Rafları boşaltma tavrı, gerçeği söylemek gerekirse adeta suya yazmış gibi oluyor. Ani reflekslerin kalıcılığı yoktur.
Tüketimin her alanında, kaliteli’’ üretme ‘’ hazırlığın olmayacak, aşağılık kompleksiyle de ‘’ marka’’ ürünleri tercih edecek vatandaş yetiştireceksin, sonra da Siyonist’in ürettiği malı tüketme, diyeceksin.

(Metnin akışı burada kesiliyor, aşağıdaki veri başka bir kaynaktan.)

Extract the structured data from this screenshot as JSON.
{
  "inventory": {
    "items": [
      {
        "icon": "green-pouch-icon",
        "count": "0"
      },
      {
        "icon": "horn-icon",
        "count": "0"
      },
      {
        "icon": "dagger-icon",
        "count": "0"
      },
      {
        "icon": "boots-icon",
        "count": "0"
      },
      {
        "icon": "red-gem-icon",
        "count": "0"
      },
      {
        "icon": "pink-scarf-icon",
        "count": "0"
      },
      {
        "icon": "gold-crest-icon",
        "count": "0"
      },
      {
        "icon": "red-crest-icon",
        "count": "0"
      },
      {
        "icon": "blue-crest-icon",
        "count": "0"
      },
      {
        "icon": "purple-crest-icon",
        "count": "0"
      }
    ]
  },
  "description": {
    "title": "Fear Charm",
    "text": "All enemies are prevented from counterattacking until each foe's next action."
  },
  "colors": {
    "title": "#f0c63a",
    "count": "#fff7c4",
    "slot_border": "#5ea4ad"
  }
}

Camiye gelen insanların bile kıyafetlerinde, çorabında; Neik (Yunan tanrıçası) Eros(tanrıça), California, Pier Cardin…. gibi yabancı kavramlar, masonik şekiller, resimler, armalar olacak; caddelerimdeki isimler Avrupa’yı aratmayacak, sonra da İsrail’e, Avrupa’ya efeleneceğim. Çok komik olmuyor muyuz? Ülkemdeki şu cafe, yabancı marka furyasına ne demeli? Bu, kültürüm adına bir cinayet ve psikolojik bir işgaldir. Bu bir algı körlüğüdür. Algıladığımız bu dünya’’kim’’in algısı, kimin dünyasıdır?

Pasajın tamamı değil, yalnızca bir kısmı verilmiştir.